Comment on est passé, en quelques années, du secouriste bénévole isolé à une chaîne de solidarité faisant intervenir le meilleur des nouvelles technologies de l'information et de la communication pour sauver les victimes d'arrêts cardiaques.

Du secourisme 2.0 

Quand le cœur s’arrête ou s’emballe au point d’être inefficace, la tension artérielle s’effondre, le cerveau n’est plus irrigué et le décès est imminent. Un massage cardiaque peut parfois être salvateur s’il est pratiqué dans les minutes qui suivent l'arrêt, mais malheureusement, l’ambulance de réanimation arrive souvent trop tard. 

Les suédois ont eu il y a quelques années l'idée géniale de faire intervenir les secouristes se trouvant sans le savoir à proximité du malade, en les notifiant sur leur smartphone. Des secouristes volontaires ont donc installé sur leur mobile une application gérée par l'équivalent suédois du SAMU qui les localise et alerte ceux qui sont les plus proches de la victime lorsqu’un arrêt cardiaque est signalé.

Ces sauveteurs peuvent ainsi démarrer très rapidement un massage cardiaque efficace et maintenir le patient en vie en attendant les secours. C’est le bon côté du Web 2.0 ! L’apport incontestable du numérique face à un problème de santé grave et fréquent. 

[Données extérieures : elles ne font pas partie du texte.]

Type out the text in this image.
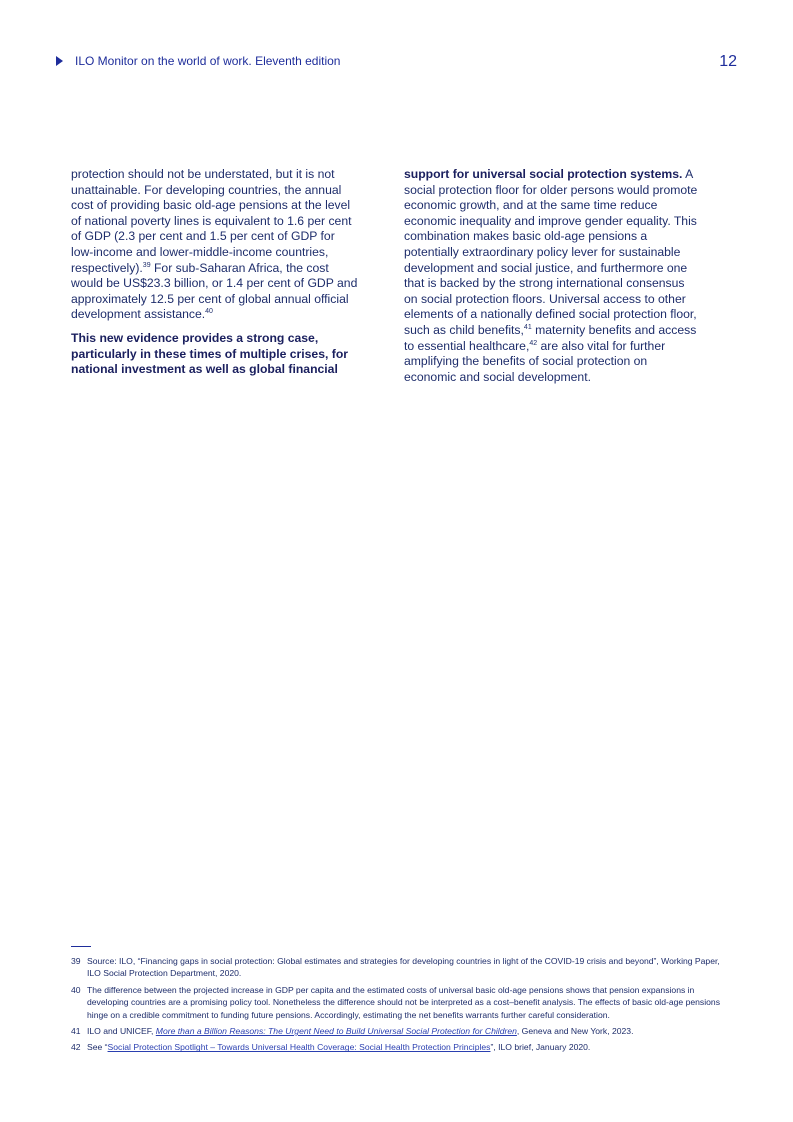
ILO Monitor on the world of work. Eleventh edition	12

protection should not be understated, but it is not unattainable. For developing countries, the annual cost of providing basic old-age pensions at the level of national poverty lines is equivalent to 1.6 per cent of GDP (2.3 per cent and 1.5 per cent of GDP for low-income and lower-middle-income countries, respectively).$^{39}$ For sub-Saharan Africa, the cost would be US$23.3 billion, or 1.4 per cent of GDP and approximately 12.5 per cent of global annual official development assistance.$^{40}$

This new evidence provides a strong case, particularly in these times of multiple crises, for national investment as well as global financial

support for universal social protection systems. A social protection floor for older persons would promote economic growth, and at the same time reduce economic inequality and improve gender equality. This combination makes basic old-age pensions a potentially extraordinary policy lever for sustainable development and social justice, and furthermore one that is backed by the strong international consensus on social protection floors. Universal access to other elements of a nationally defined social protection floor, such as child benefits,$^{41}$ maternity benefits and access to essential healthcare,$^{42}$ are also vital for further amplifying the benefits of social protection on economic and social development.

39 Source: ILO, “Financing gaps in social protection: Global estimates and strategies for developing countries in light of the COVID-19 crisis and beyond”, Working Paper, ILO Social Protection Department, 2020.
40 The difference between the projected increase in GDP per capita and the estimated costs of universal basic old-age pensions shows that pension expansions in developing countries are a promising policy tool. Nonetheless the difference should not be interpreted as a cost–benefit analysis. The effects of basic old-age pensions hinge on a credible commitment to funding future pensions. Accordingly, estimating the net benefits warrants further careful consideration.
41 ILO and UNICEF, More than a Billion Reasons: The Urgent Need to Build Universal Social Protection for Children, Geneva and New York, 2023.
42 See “Social Protection Spotlight – Towards Universal Health Coverage: Social Health Protection Principles”, ILO brief, January 2020.
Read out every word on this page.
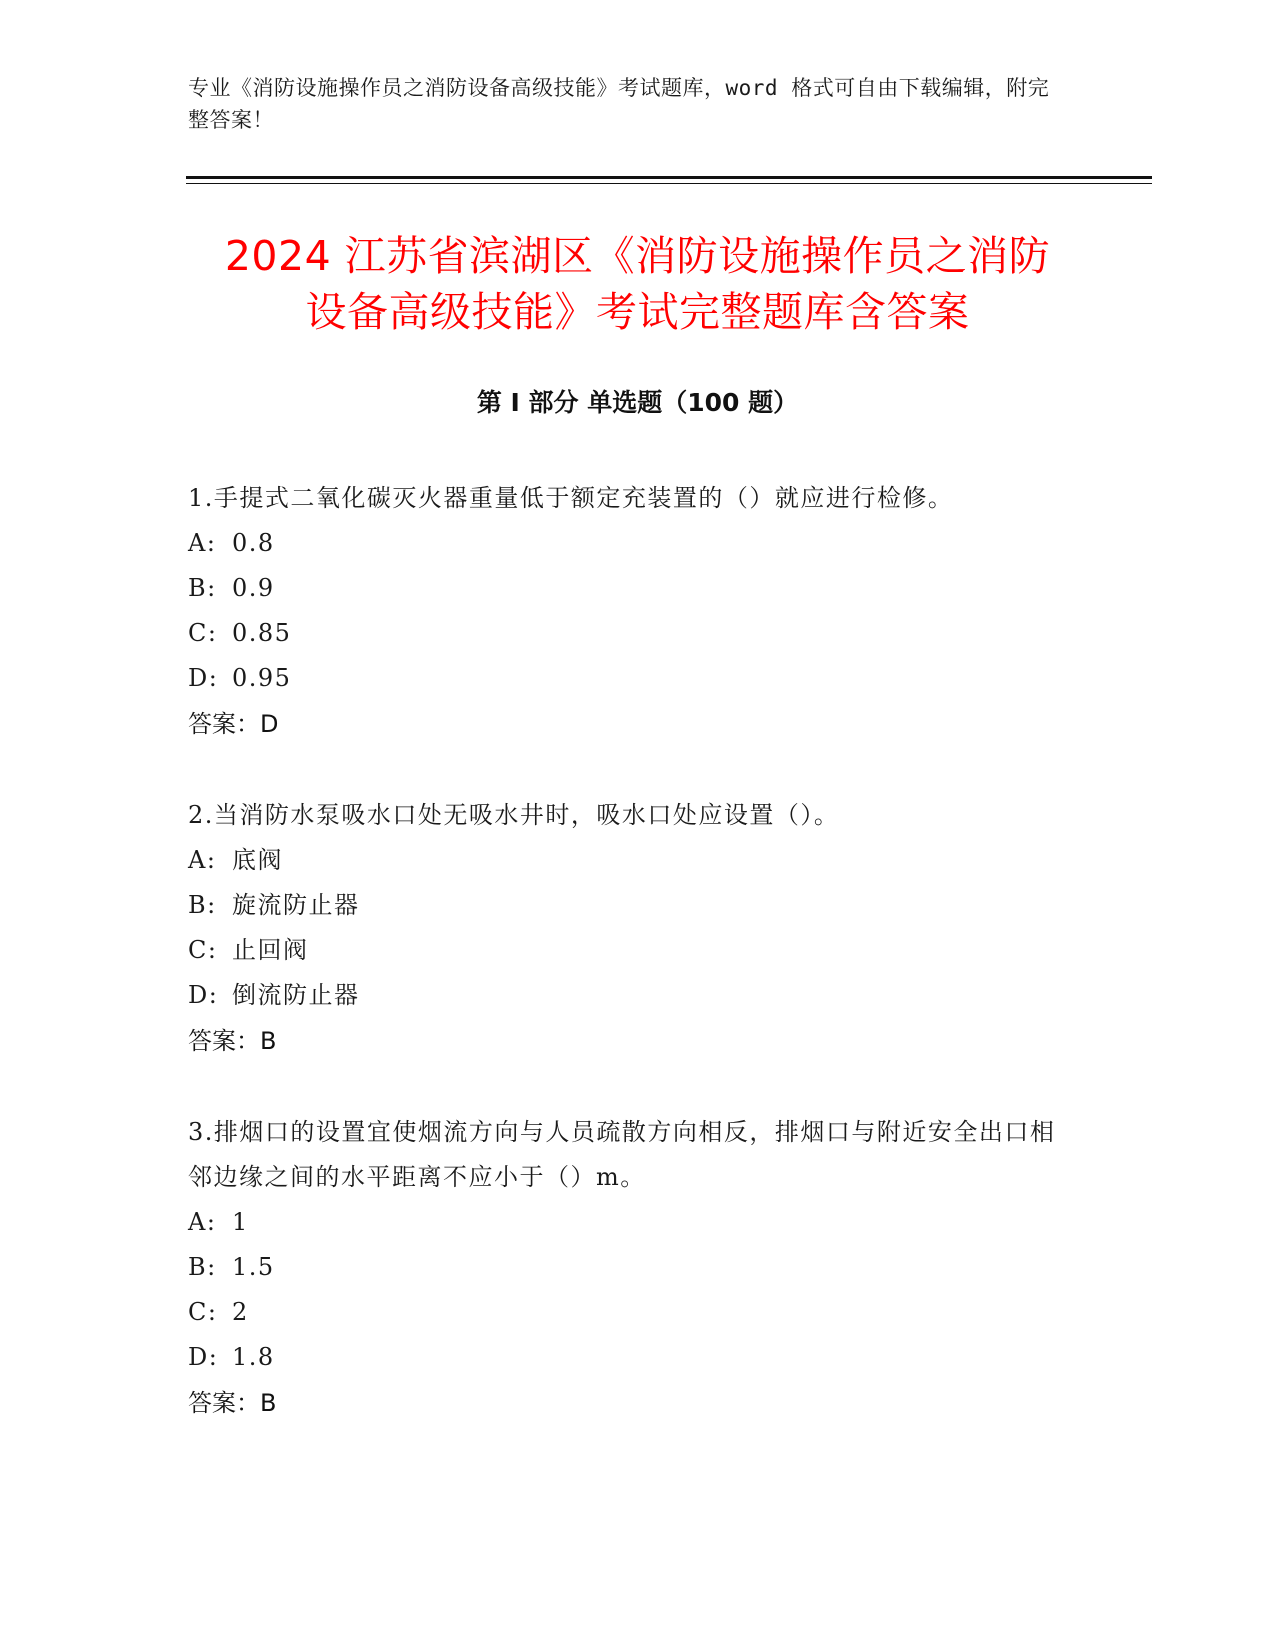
专业《消防设施操作员之消防设备高级技能》考试题库，word 格式可自由下载编辑，附完整答案！
2024 江苏省滨湖区《消防设施操作员之消防
设备高级技能》考试完整题库含答案
第 I 部分 单选题（100 题）
1.手提式二氧化碳灭火器重量低于额定充装置的（）就应进行检修。
A: 0.8
B: 0.9
C: 0.85
D: 0.95
答案：D
2.当消防水泵吸水口处无吸水井时，吸水口处应设置（）。
A: 底阀
B: 旋流防止器
C: 止回阀
D: 倒流防止器
答案：B
3.排烟口的设置宜使烟流方向与人员疏散方向相反，排烟口与附近安全出口相邻边缘之间的水平距离不应小于（）m。
A: 1
B: 1.5
C: 2
D: 1.8
答案：B
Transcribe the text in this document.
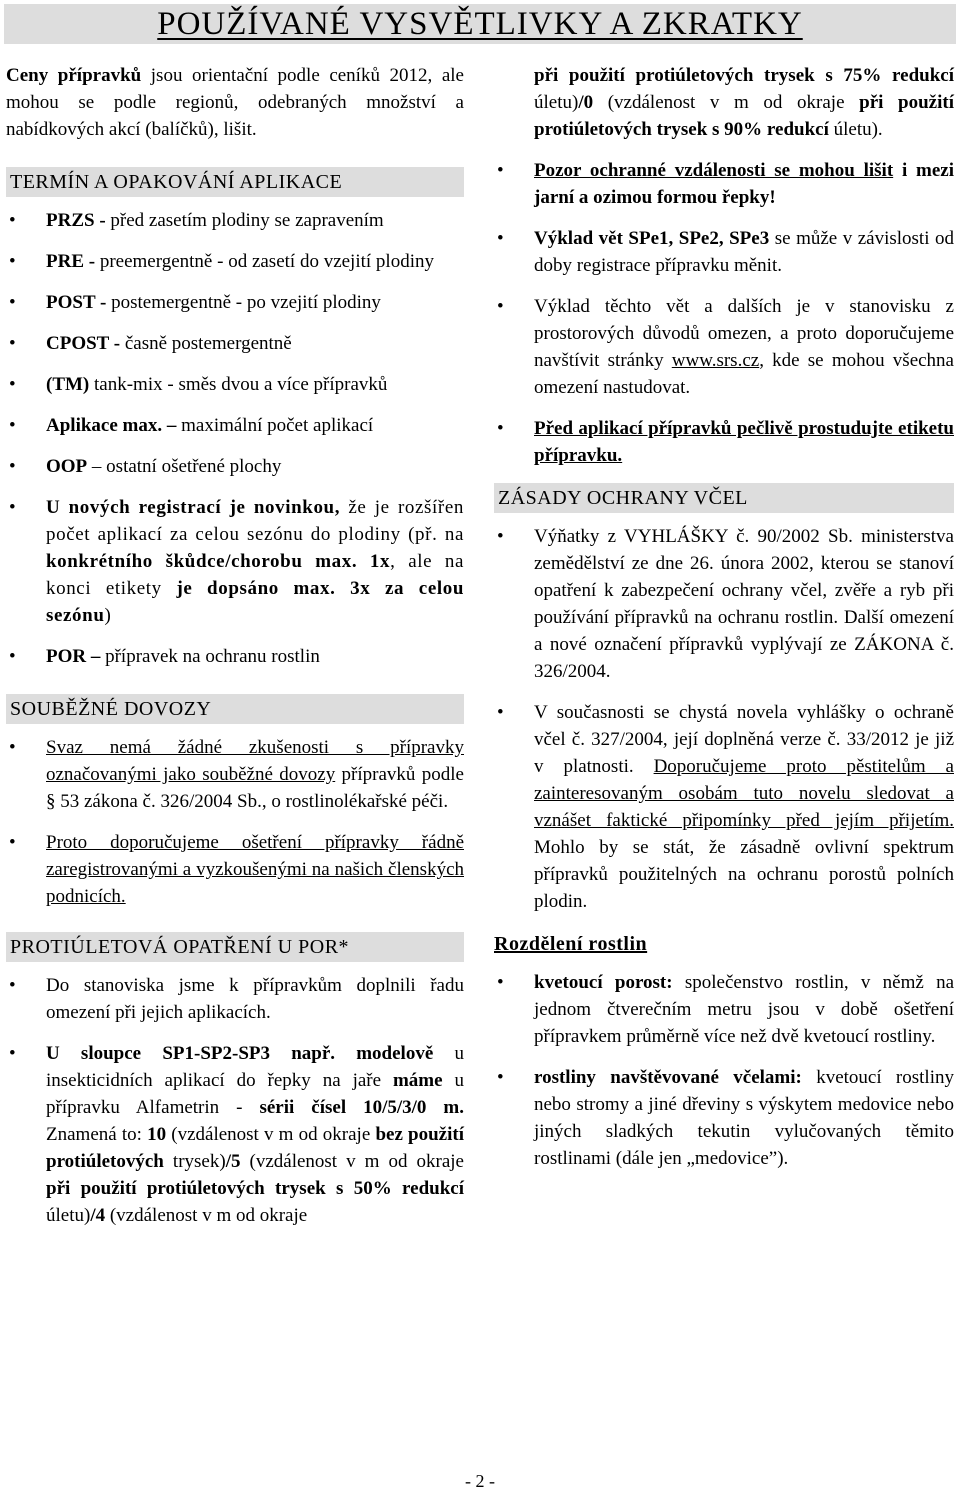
POUŽÍVANÉ VYSVĚTLIVKY A ZKRATKY

Ceny přípravků jsou orientační podle ceníků 2012, ale mohou se podle regionů, odebraných množství a nabídkových akcí (balíčků), lišit.

TERMÍN A OPAKOVÁNÍ APLIKACE
• PRZS - před zasetím plodiny se zapravením
• PRE - preemergentně - od zasetí do vzejití plodiny
• POST - postemergentně - po vzejití plodiny
• CPOST - časně postemergentně
• (TM) tank-mix - směs dvou a více přípravků
• Aplikace max. – maximální počet aplikací
• OOP – ostatní ošetřené plochy
• U nových registrací je novinkou, že je rozšířen počet aplikací za celou sezónu do plodiny (př. na konkrétního škůdce/chorobu max. 1x, ale na konci etikety je dopsáno max. 3x za celou sezónu)
• POR – přípravek na ochranu rostlin
SOUBĚŽNÉ DOVOZY
• Svaz nemá žádné zkušenosti s přípravky označovanými jako souběžné dovozy přípravků podle § 53 zákona č. 326/2004 Sb., o rostlinolékařské péči.
• Proto doporučujeme ošetření přípravky řádně zaregistrovanými a vyzkoušenými na našich členských podnicích.
PROTIÚLETOVÁ OPATŘENÍ U POR*
• Do stanoviska jsme k přípravkům doplnili řadu omezení při jejich aplikacích.
• U sloupce SP1-SP2-SP3 např. modelově u insekticidních aplikací do řepky na jaře máme u přípravku Alfametrin - sérii čísel 10/5/3/0 m. Znamená to: 10 (vzdálenost v m od okraje bez použití protiúletových trysek)/5 (vzdálenost v m od okraje při použití protiúletových trysek s 50% redukcí úletu)/4 (vzdálenost v m od okraje

při použití protiúletových trysek s 75% redukcí úletu)/0 (vzdálenost v m od okraje při použití protiúletových trysek s 90% redukcí úletu).

• Pozor ochranné vzdálenosti se mohou lišit i mezi jarní a ozimou formou řepky!
• Výklad vět SPe1, SPe2, SPe3 se může v závislosti od doby registrace přípravku měnit.
• Výklad těchto vět a dalších je v stanovisku z prostorových důvodů omezen, a proto doporučujeme navštívit stránky www.srs.cz, kde se mohou všechna omezení nastudovat.
• Před aplikací přípravků pečlivě prostudujte etiketu přípravku.
ZÁSADY OCHRANY VČEL
• Výňatky z VYHLÁŠKY č. 90/2002 Sb. ministerstva zemědělství ze dne 26. února 2002, kterou se stanoví opatření k zabezpečení ochrany včel, zvěře a ryb při používání přípravků na ochranu rostlin. Další omezení a nové označení přípravků vyplývají ze ZÁKONA č. 326/2004.
• V současnosti se chystá novela vyhlášky o ochraně včel č. 327/2004, její doplněná verze č. 33/2012 je již v platnosti. Doporučujeme proto pěstitelům a zainteresovaným osobám tuto novelu sledovat a vznášet faktické připomínky před jejím přijetím. Mohlo by se stát, že zásadně ovlivní spektrum přípravků použitelných na ochranu porostů polních plodin.
Rozdělení rostlin
• kvetoucí porost: společenstvo rostlin, v němž na jednom čtverečním metru jsou v době ošetření přípravkem průměrně více než dvě kvetoucí rostliny.
• rostliny navštěvované včelami: kvetoucí rostliny nebo stromy a jiné dřeviny s výskytem medovice nebo jiných sladkých tekutin vylučovaných těmito rostlinami (dále jen „medovice”).
- 2 -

Le Royaume-Uni a fait le choix de la pédagogie virale

De son côté, la British Heart Foundation a créé et diffusé une vidéo aussi drôle que pédagogique pour enseigner au public la pratique du massage cardiaque, sur l’air de Staying Alive des Bee Gees. 

Cette vidéo est devenue virale et a permis de former des millions d’anglophones aux bases d’un massage cardiaque efficace. D’autres pays ont d’ailleurs imité les anglais avec plus ou moins de succès.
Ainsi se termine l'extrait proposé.